The fundamental theorem of algebra has quite a few number of proofs (enough to fill a book!). In fact, it seems a new tool in mathematics can prove its worth by being able to prove the fundamental theorem in a different way. This series of proofs of the fundamental theorem also highlights how in mathematics there are many many ways to prove a single theorem, and in re-proving an established theorem we introduce new concepts and strategies. And perhaps most of all, we accentuate the unifying beauty of mathematics.

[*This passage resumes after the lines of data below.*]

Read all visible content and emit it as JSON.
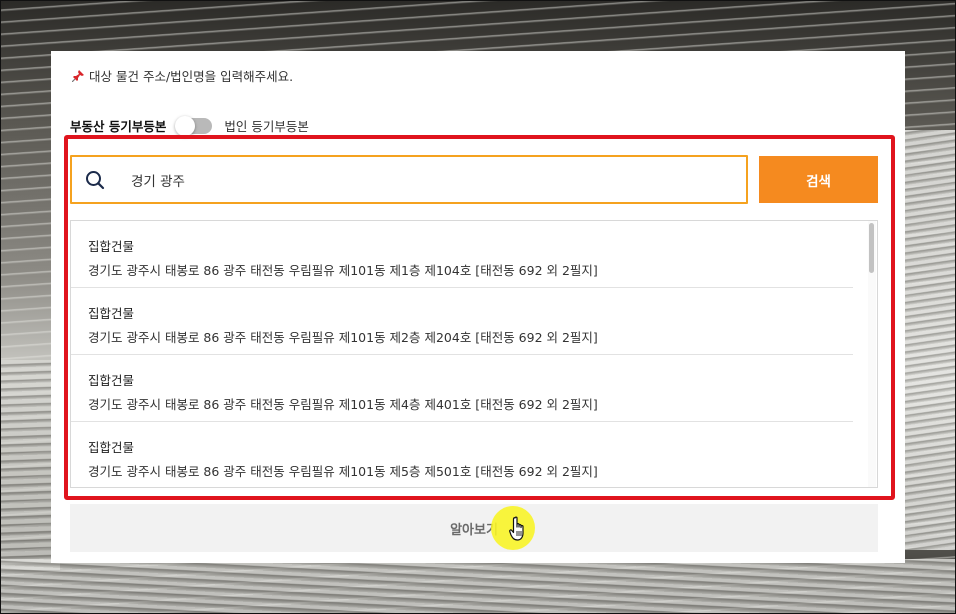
{
  "notice": {
    "icon": "pushpin-icon",
    "text": "대상 물건 주소/법인명을 입력해주세요."
  },
  "toggle": {
    "left_label": "부동산 등기부등본",
    "right_label": "법인 등기부등본",
    "state": "off"
  },
  "search": {
    "value": "경기 광주",
    "icon": "search-icon",
    "button_label": "검색"
  },
  "results": [
    {
      "type": "집합건물",
      "address": "경기도 광주시 태봉로 86 광주 태전동 우림필유 제101동 제1층 제104호 [태전동 692 외 2필지]"
    },
    {
      "type": "집합건물",
      "address": "경기도 광주시 태봉로 86 광주 태전동 우림필유 제101동 제2층 제204호 [태전동 692 외 2필지]"
    },
    {
      "type": "집합건물",
      "address": "경기도 광주시 태봉로 86 광주 태전동 우림필유 제101동 제4층 제401호 [태전동 692 외 2필지]"
    },
    {
      "type": "집합건물",
      "address": "경기도 광주시 태봉로 86 광주 태전동 우림필유 제101동 제5층 제501호 [태전동 692 외 2필지]"
    }
  ],
  "learn_more": {
    "label": "알아보기"
  },
  "colors": {
    "accent_orange": "#f58a1f",
    "search_border": "#f5a21f",
    "highlight_red": "#e0141d",
    "cursor_yellow": "#f8f428"
  }
}
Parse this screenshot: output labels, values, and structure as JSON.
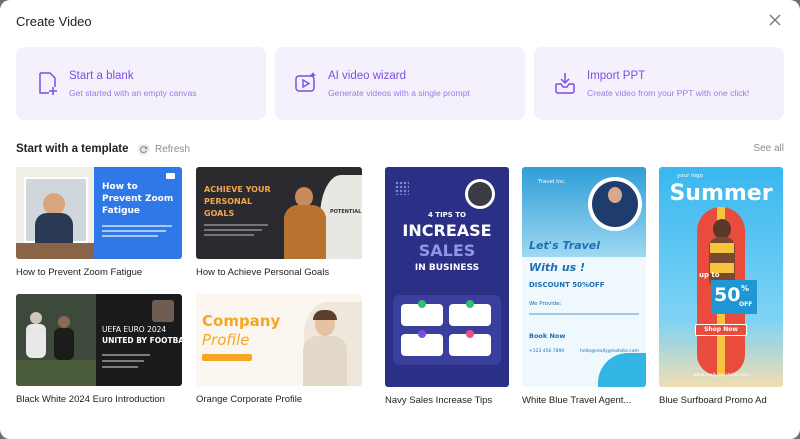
{
  "dialog": {
    "title": "Create Video"
  },
  "actions": [
    {
      "title": "Start a blank",
      "subtitle": "Get started with an empty canvas",
      "icon": "new-file-icon"
    },
    {
      "title": "AI video wizard",
      "subtitle": "Generate videos with a single prompt",
      "icon": "ai-video-icon"
    },
    {
      "title": "Import PPT",
      "subtitle": "Create video from your PPT with one click!",
      "icon": "import-icon"
    }
  ],
  "templates_section": {
    "title": "Start with a template",
    "refresh_label": "Refresh",
    "see_all_label": "See all"
  },
  "templates": [
    {
      "name": "How to Prevent Zoom Fatigue",
      "thumb_text": [
        "How to",
        "Prevent Zoom",
        "Fatigue"
      ]
    },
    {
      "name": "How to Achieve Personal Goals",
      "thumb_text": [
        "ACHIEVE YOUR",
        "PERSONAL",
        "GOALS"
      ],
      "thumb_badge": "POTENTIAL"
    },
    {
      "name": "Black White 2024 Euro Introduction",
      "thumb_text": [
        "UEFA EURO 2024",
        "UNITED BY FOOTBALL"
      ]
    },
    {
      "name": "Orange Corporate Profile",
      "thumb_text": [
        "Company",
        "Profile"
      ]
    },
    {
      "name": "Navy Sales Increase Tips",
      "thumb_text": [
        "4 TIPS TO",
        "INCREASE",
        "SALES",
        "IN BUSINESS"
      ]
    },
    {
      "name": "White Blue Travel Agent...",
      "thumb_text": [
        "Travel Inc.",
        "Let's Travel",
        "With us !",
        "DISCOUNT 50%OFF",
        "We Provide:",
        "Book Now",
        "+123 456 7890",
        "hello@reallygreatsite.com"
      ]
    },
    {
      "name": "Blue Surfboard Promo Ad",
      "thumb_text": [
        "your logo",
        "Summer",
        "up to",
        "50",
        "%",
        "OFF",
        "Shop Now",
        "www.reallygreatsite.com"
      ]
    }
  ],
  "colors": {
    "accent": "#7b4fe3",
    "card_bg": "#f4f1fd",
    "zoom_blue": "#2f78e8",
    "navy": "#2b2f86",
    "orange": "#f5a623",
    "sky": "#39b7ef"
  }
}
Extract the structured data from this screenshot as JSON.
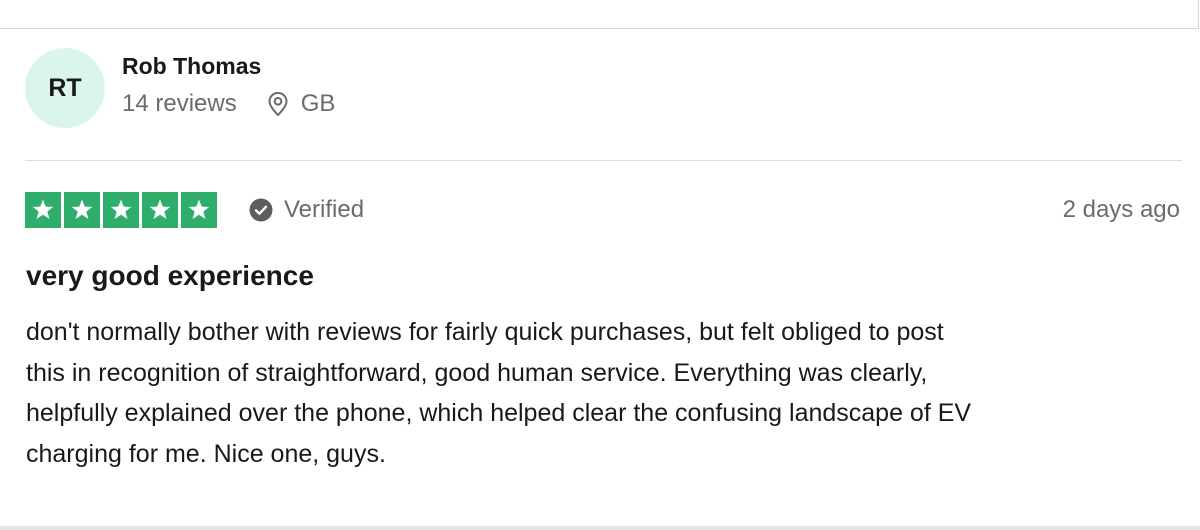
{
  "consumer": {
    "initials": "RT",
    "name": "Rob Thomas",
    "reviews_count": "14 reviews",
    "country": "GB"
  },
  "review": {
    "stars": 5,
    "star_color": "#2ead6b",
    "verified_label": "Verified",
    "date": "2 days ago",
    "title": "very good experience",
    "text_lines": [
      "don't normally bother with reviews for fairly quick purchases, but felt obliged to post",
      "this in recognition of straightforward, good human service. Everything was clearly,",
      "helpfully explained over the phone, which helped clear the confusing landscape of EV",
      "charging for me. Nice one, guys."
    ]
  },
  "icons": {
    "location": "location-pin-icon",
    "verified": "verified-check-icon",
    "star": "star-icon"
  }
}
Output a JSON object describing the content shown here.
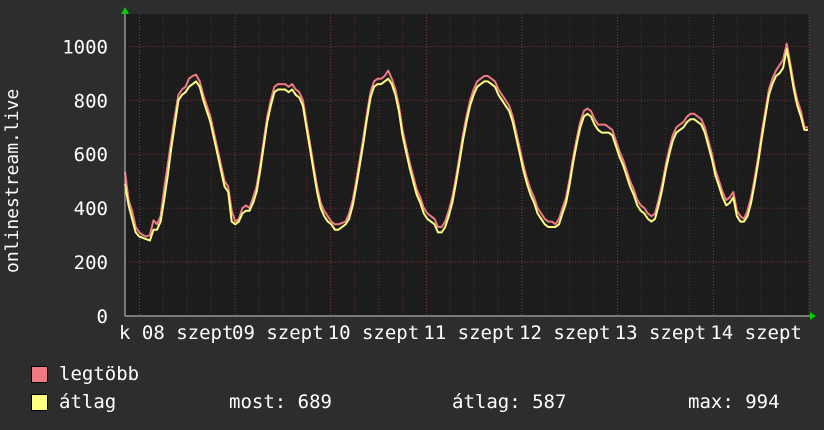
{
  "chart_data": {
    "type": "line",
    "ylabel": "onlinestream.live",
    "y_ticks": [
      0,
      200,
      400,
      600,
      800,
      1000
    ],
    "ylim": [
      0,
      1120
    ],
    "x_tick_labels": [
      "k 08 szept",
      "09 szept",
      "10 szept",
      "11 szept",
      "12 szept",
      "13 szept",
      "14 szept"
    ],
    "grid": true,
    "series": [
      {
        "name": "legtöbb",
        "color": "#f07a84",
        "values": [
          535,
          430,
          390,
          330,
          310,
          300,
          295,
          300,
          355,
          340,
          370,
          470,
          560,
          650,
          740,
          820,
          840,
          850,
          880,
          890,
          895,
          870,
          820,
          780,
          740,
          680,
          620,
          560,
          500,
          480,
          390,
          350,
          360,
          400,
          410,
          400,
          440,
          480,
          560,
          650,
          740,
          800,
          850,
          860,
          860,
          860,
          850,
          860,
          840,
          830,
          800,
          720,
          640,
          560,
          480,
          420,
          390,
          370,
          350,
          340,
          340,
          345,
          350,
          380,
          430,
          500,
          580,
          660,
          750,
          830,
          870,
          880,
          880,
          890,
          910,
          880,
          840,
          780,
          690,
          630,
          570,
          520,
          470,
          440,
          400,
          380,
          370,
          360,
          330,
          330,
          350,
          390,
          440,
          510,
          590,
          670,
          740,
          800,
          840,
          870,
          880,
          890,
          890,
          880,
          870,
          840,
          820,
          800,
          780,
          740,
          680,
          620,
          560,
          510,
          470,
          440,
          400,
          380,
          360,
          350,
          350,
          340,
          360,
          400,
          440,
          510,
          590,
          660,
          720,
          760,
          770,
          760,
          730,
          710,
          710,
          710,
          700,
          690,
          650,
          610,
          580,
          540,
          500,
          470,
          430,
          410,
          400,
          380,
          370,
          380,
          430,
          490,
          560,
          620,
          670,
          700,
          710,
          720,
          740,
          750,
          750,
          740,
          730,
          700,
          650,
          600,
          540,
          500,
          460,
          430,
          440,
          460,
          390,
          370,
          360,
          390,
          440,
          510,
          590,
          680,
          760,
          840,
          880,
          910,
          930,
          950,
          1010,
          940,
          860,
          800,
          760,
          700,
          700
        ]
      },
      {
        "name": "átlag",
        "color": "#ffff80",
        "values": [
          490,
          410,
          360,
          310,
          295,
          290,
          285,
          280,
          320,
          320,
          350,
          430,
          520,
          620,
          710,
          800,
          820,
          830,
          850,
          860,
          870,
          850,
          800,
          760,
          720,
          660,
          600,
          540,
          480,
          460,
          350,
          340,
          350,
          380,
          390,
          390,
          420,
          460,
          540,
          630,
          720,
          780,
          830,
          840,
          840,
          840,
          830,
          840,
          820,
          810,
          780,
          700,
          620,
          540,
          460,
          400,
          370,
          350,
          340,
          320,
          320,
          330,
          340,
          360,
          410,
          480,
          560,
          640,
          730,
          810,
          850,
          860,
          860,
          870,
          880,
          860,
          820,
          760,
          670,
          610,
          550,
          500,
          450,
          420,
          380,
          360,
          350,
          340,
          310,
          310,
          330,
          370,
          420,
          490,
          570,
          650,
          720,
          780,
          820,
          850,
          860,
          870,
          870,
          860,
          850,
          820,
          800,
          780,
          760,
          720,
          660,
          600,
          540,
          490,
          450,
          420,
          380,
          360,
          340,
          330,
          330,
          330,
          340,
          380,
          420,
          490,
          570,
          640,
          700,
          740,
          750,
          740,
          710,
          690,
          680,
          680,
          680,
          670,
          630,
          590,
          560,
          520,
          480,
          450,
          410,
          390,
          380,
          360,
          350,
          360,
          410,
          470,
          540,
          600,
          650,
          680,
          690,
          700,
          720,
          730,
          730,
          720,
          710,
          680,
          630,
          580,
          520,
          480,
          440,
          410,
          420,
          440,
          370,
          350,
          350,
          370,
          420,
          490,
          570,
          660,
          740,
          820,
          860,
          890,
          900,
          920,
          990,
          920,
          840,
          780,
          740,
          690,
          690
        ]
      }
    ]
  },
  "legend": [
    {
      "label": "legtöbb",
      "color": "#f07a84"
    },
    {
      "label": "átlag",
      "color": "#ffff80"
    }
  ],
  "stats": {
    "now": "most: 689",
    "avg": "átlag: 587",
    "max": "max: 994"
  }
}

Problem: Let $ p(x)$ be a non-constant polynomial with coefficients in $ \mathbb{C}$. Prove $ p(x)$ has a root in $ \mathbb{C}$.

Solution: First, we note that Liouville’s theorem states that any bounded entire function (has infinitely many derivatives, is analytic/holomorphic) $ \mathbb{C} \to \mathbb{C}$ is constant. In other words, if we can find a number $ M$ such that $ |f(z)| < M$ for all $ z \in \mathbb{C}$, then $ f(z) = c$ for some constant $ c$. The proof of this follows from Cauchy’s integral formula, and we take it for granted here.

Suppose to the contrary that $ p(x)$ is non-constant and has no roots. Then the function $ f(z) = \frac{1}{p(z)}$ is defined everywhere on $ \mathbb{C}$ and is analytic (the denominator is never zero by assumption). Now if

$ \displaystyle p(z) = a_nz^n + a_{n-1}z^{n-1} + \dots + a_0$

Then we have

$ \displaystyle |f(z)| = \left | \frac{1}{p(z)} \right | = \frac{1}{|z|^n} \frac{1}{\left | a_n + \frac{a_{n-1}}{z} + \dots + \frac{a_0}{z^n} \right |}$

Now each term in the denominator of the rightmost term, we have $ \frac{a_i}{z^{n-i}} \to 0$ as $ z \to \infty$. Therefore, $ |f(z)| \to \frac{1}{|a_n||z|^n} \to 0$ as $ z \to \infty$.

In particular, we may pick $ R$ sufficiently large so that $ |f(x)| < 1$ whenever $ |z| > R$. On the other hand, since $ f(z)$ is continuous on the closed, bounded disk centered at $ 0$ of radius $ R$, $ f(z)$ is also bounded whenever $ |z| \leq R$. Together these two imply that $ f(z)$ is bounded everywhere on $ \mathbb{C}$, and so $ f = 1/p = c$, so $ p = 1/c$ is constant as well. This contradicts the assumption that $ p$ is non-constant, and hence $ p$ has a zero. $ \square$